The skill balances security with developer productivity by maintaining curated lists of approved package registries, source control platforms, and CDN services. Enterprise deployments extend this with internal registries and corporate proxy configurations, enabling secure development in air-gapped or restricted network environments. The result is a zero-trust sandbox where legitimate development proceeds unimpeded while malicious network activity is blocked by default.

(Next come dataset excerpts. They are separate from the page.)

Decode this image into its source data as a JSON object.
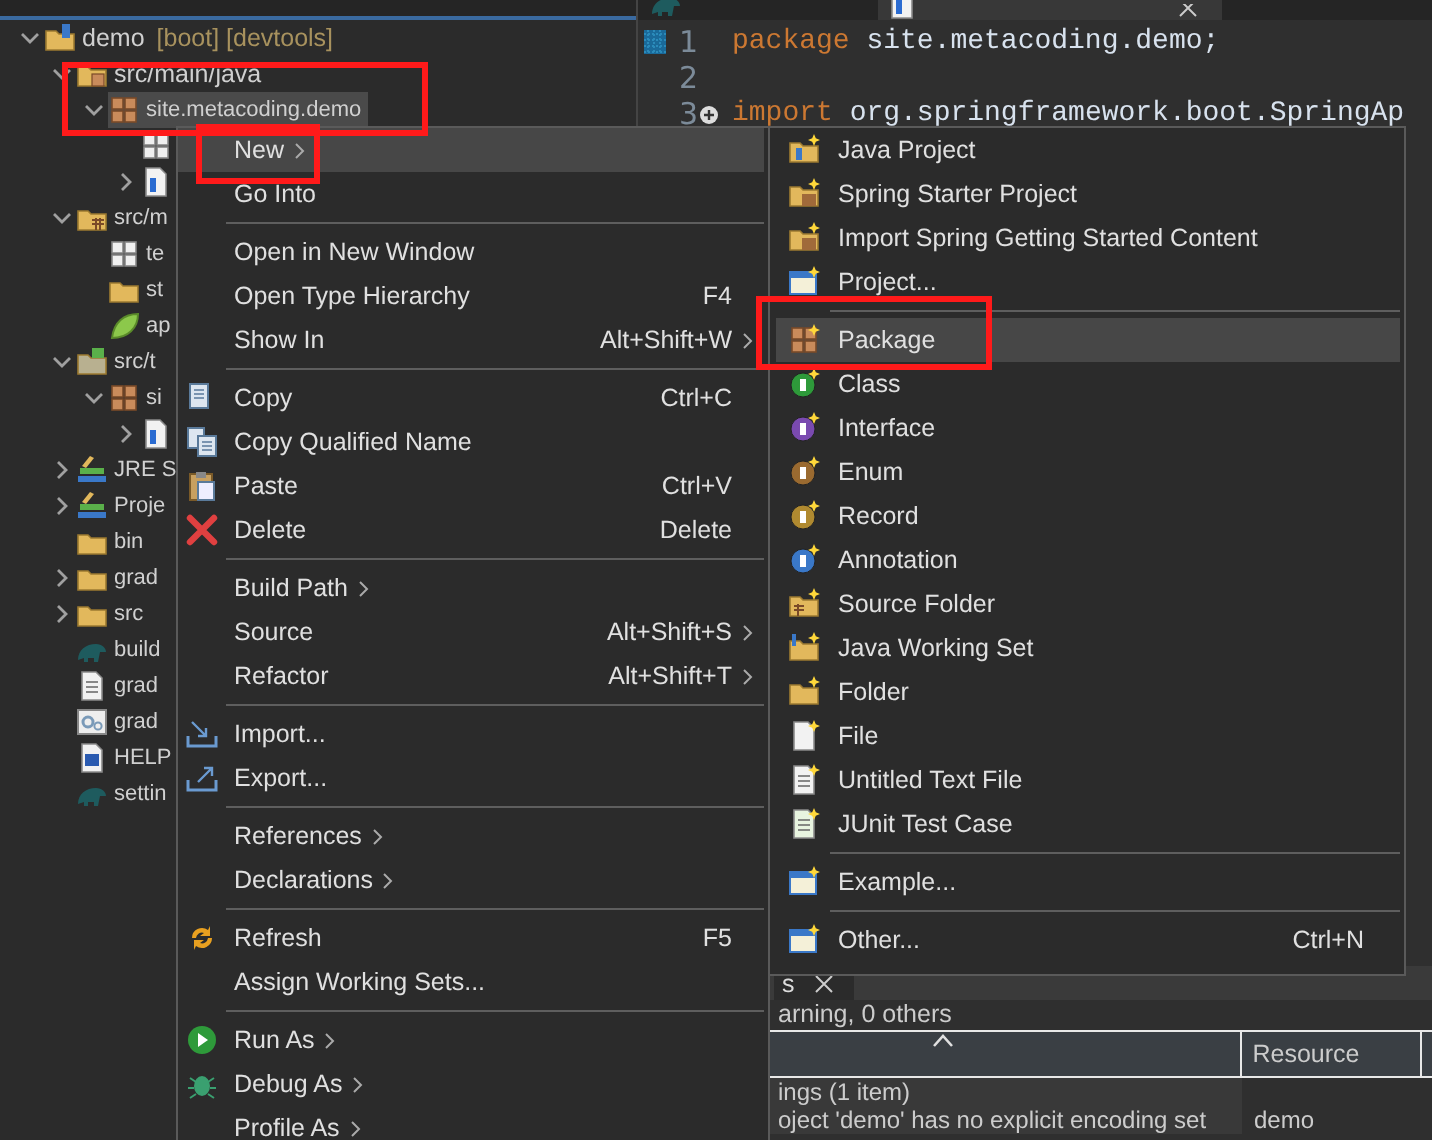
{
  "explorer": {
    "tree": [
      {
        "label": "demo",
        "decoration": "[boot] [devtools]",
        "kind": "project",
        "expanded": true,
        "selected": false,
        "children": [
          {
            "label": "src/main/java",
            "kind": "source-folder",
            "expanded": true,
            "selected": false,
            "children": [
              {
                "label": "site.metacoding.demo",
                "kind": "package",
                "expanded": true,
                "selected": true,
                "children": [
                  {
                    "kind": "package-empty",
                    "selected": false
                  },
                  {
                    "kind": "java-file",
                    "expanded": false,
                    "selected": false
                  }
                ]
              }
            ]
          },
          {
            "label": "src/m",
            "kind": "resource-folder",
            "expanded": true,
            "selected": false,
            "children": [
              {
                "label": "te",
                "kind": "package-empty",
                "selected": false
              },
              {
                "label": "st",
                "kind": "folder",
                "selected": false
              },
              {
                "label": "ap",
                "kind": "leaf",
                "selected": false
              }
            ]
          },
          {
            "label": "src/t",
            "kind": "test-folder",
            "expanded": true,
            "selected": false,
            "children": [
              {
                "label": "si",
                "kind": "package",
                "expanded": true,
                "selected": false,
                "children": [
                  {
                    "kind": "java-file",
                    "expanded": false,
                    "selected": false
                  }
                ]
              }
            ]
          },
          {
            "label": "JRE S",
            "kind": "library",
            "expanded": false,
            "selected": false
          },
          {
            "label": "Proje",
            "kind": "library",
            "expanded": false,
            "selected": false
          },
          {
            "label": "bin",
            "kind": "folder",
            "selected": false
          },
          {
            "label": "grad",
            "kind": "folder",
            "expanded": false,
            "selected": false
          },
          {
            "label": "src",
            "kind": "folder",
            "expanded": false,
            "selected": false
          },
          {
            "label": "build",
            "kind": "gradle",
            "selected": false
          },
          {
            "label": "grad",
            "kind": "text-file",
            "selected": false
          },
          {
            "label": "grad",
            "kind": "settings-file",
            "selected": false
          },
          {
            "label": "HELP",
            "kind": "word-file",
            "selected": false
          },
          {
            "label": "settin",
            "kind": "gradle",
            "selected": false
          }
        ]
      }
    ]
  },
  "editor": {
    "tabs": [
      {
        "kind": "gradle",
        "selected": false
      },
      {
        "kind": "java-file",
        "selected": true,
        "closable": true
      }
    ],
    "lines": [
      {
        "number": "1",
        "marked": true,
        "folded": false,
        "tokens": [
          {
            "text": "package",
            "kind": "keyword"
          },
          {
            "text": " site.metacoding.demo;",
            "kind": "plain"
          }
        ]
      },
      {
        "number": "2",
        "marked": false,
        "folded": false
      },
      {
        "number": "3",
        "marked": false,
        "folded": true,
        "tokens": [
          {
            "text": "import",
            "kind": "keyword"
          },
          {
            "text": " org.springframework.boot.SpringAp",
            "kind": "plain"
          }
        ]
      }
    ]
  },
  "problems": {
    "tab": {
      "label": "s",
      "closable": true,
      "selected": true
    },
    "summary": "arning, 0 others",
    "columns": [
      {
        "sorted": true
      },
      {
        "label": "Resource",
        "sorted": false
      }
    ],
    "rows": [
      {
        "column_1": "ings (1 item)"
      },
      {
        "column_1": "oject 'demo' has no explicit encoding set",
        "column_2": "demo"
      }
    ]
  },
  "context_menu": {
    "items": [
      {
        "label": "New",
        "kind": "plain",
        "has_submenu": true,
        "selected": true
      },
      {
        "label": "Go Into",
        "kind": "plain",
        "has_submenu": false,
        "selected": false
      },
      {
        "kind": "separator"
      },
      {
        "label": "Open in New Window",
        "kind": "plain",
        "has_submenu": false,
        "selected": false
      },
      {
        "label": "Open Type Hierarchy",
        "shortcut": "F4",
        "kind": "plain",
        "has_submenu": false,
        "selected": false
      },
      {
        "label": "Show In",
        "shortcut": "Alt+Shift+W",
        "kind": "plain",
        "has_submenu": true,
        "selected": false
      },
      {
        "kind": "separator"
      },
      {
        "label": "Copy",
        "shortcut": "Ctrl+C",
        "kind": "copy",
        "has_submenu": false,
        "selected": false
      },
      {
        "label": "Copy Qualified Name",
        "kind": "copy-name",
        "has_submenu": false,
        "selected": false
      },
      {
        "label": "Paste",
        "shortcut": "Ctrl+V",
        "kind": "paste",
        "has_submenu": false,
        "selected": false
      },
      {
        "label": "Delete",
        "shortcut": "Delete",
        "kind": "delete",
        "has_submenu": false,
        "selected": false
      },
      {
        "kind": "separator"
      },
      {
        "label": "Build Path",
        "kind": "plain",
        "has_submenu": true,
        "selected": false
      },
      {
        "label": "Source",
        "shortcut": "Alt+Shift+S",
        "kind": "plain",
        "has_submenu": true,
        "selected": false
      },
      {
        "label": "Refactor",
        "shortcut": "Alt+Shift+T",
        "kind": "plain",
        "has_submenu": true,
        "selected": false
      },
      {
        "kind": "separator"
      },
      {
        "label": "Import...",
        "kind": "import",
        "has_submenu": false,
        "selected": false
      },
      {
        "label": "Export...",
        "kind": "export",
        "has_submenu": false,
        "selected": false
      },
      {
        "kind": "separator"
      },
      {
        "label": "References",
        "kind": "plain",
        "has_submenu": true,
        "selected": false
      },
      {
        "label": "Declarations",
        "kind": "plain",
        "has_submenu": true,
        "selected": false
      },
      {
        "kind": "separator"
      },
      {
        "label": "Refresh",
        "shortcut": "F5",
        "kind": "refresh",
        "has_submenu": false,
        "selected": false
      },
      {
        "label": "Assign Working Sets...",
        "kind": "plain",
        "has_submenu": false,
        "selected": false
      },
      {
        "kind": "separator"
      },
      {
        "label": "Run As",
        "kind": "run",
        "has_submenu": true,
        "selected": false
      },
      {
        "label": "Debug As",
        "kind": "debug",
        "has_submenu": true,
        "selected": false
      },
      {
        "label": "Profile As",
        "kind": "plain",
        "has_submenu": true,
        "selected": false
      }
    ]
  },
  "new_submenu": {
    "items": [
      {
        "label": "Java Project",
        "kind": "java-project",
        "selected": false
      },
      {
        "label": "Spring Starter Project",
        "kind": "spring-project",
        "selected": false
      },
      {
        "label": "Import Spring Getting Started Content",
        "kind": "spring-project",
        "selected": false
      },
      {
        "label": "Project...",
        "kind": "project",
        "selected": false
      },
      {
        "kind": "separator"
      },
      {
        "label": "Package",
        "kind": "package",
        "selected": true
      },
      {
        "label": "Class",
        "kind": "class",
        "selected": false
      },
      {
        "label": "Interface",
        "kind": "interface",
        "selected": false
      },
      {
        "label": "Enum",
        "kind": "enum",
        "selected": false
      },
      {
        "label": "Record",
        "kind": "record",
        "selected": false
      },
      {
        "label": "Annotation",
        "kind": "annotation",
        "selected": false
      },
      {
        "label": "Source Folder",
        "kind": "source-folder",
        "selected": false
      },
      {
        "label": "Java Working Set",
        "kind": "working-set",
        "selected": false
      },
      {
        "label": "Folder",
        "kind": "folder",
        "selected": false
      },
      {
        "label": "File",
        "kind": "file",
        "selected": false
      },
      {
        "label": "Untitled Text File",
        "kind": "text-file",
        "selected": false
      },
      {
        "label": "JUnit Test Case",
        "kind": "junit",
        "selected": false
      },
      {
        "kind": "separator"
      },
      {
        "label": "Example...",
        "kind": "project",
        "selected": false
      },
      {
        "kind": "separator"
      },
      {
        "label": "Other...",
        "shortcut": "Ctrl+N",
        "kind": "project",
        "selected": false
      }
    ]
  }
}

Use this skill when configuring new Claude Code installations, hardening sandbox security for sensitive projects, or implementing corporate security policies for AI-assisted development. The validation checklist ensures configurations are correct before deployment, preventing both false positives (blocking legitimate development) and false negatives (allowing malicious traffic). Combined with secret separation principles, this skill establishes the security baseline required for production use of AI code generation tools.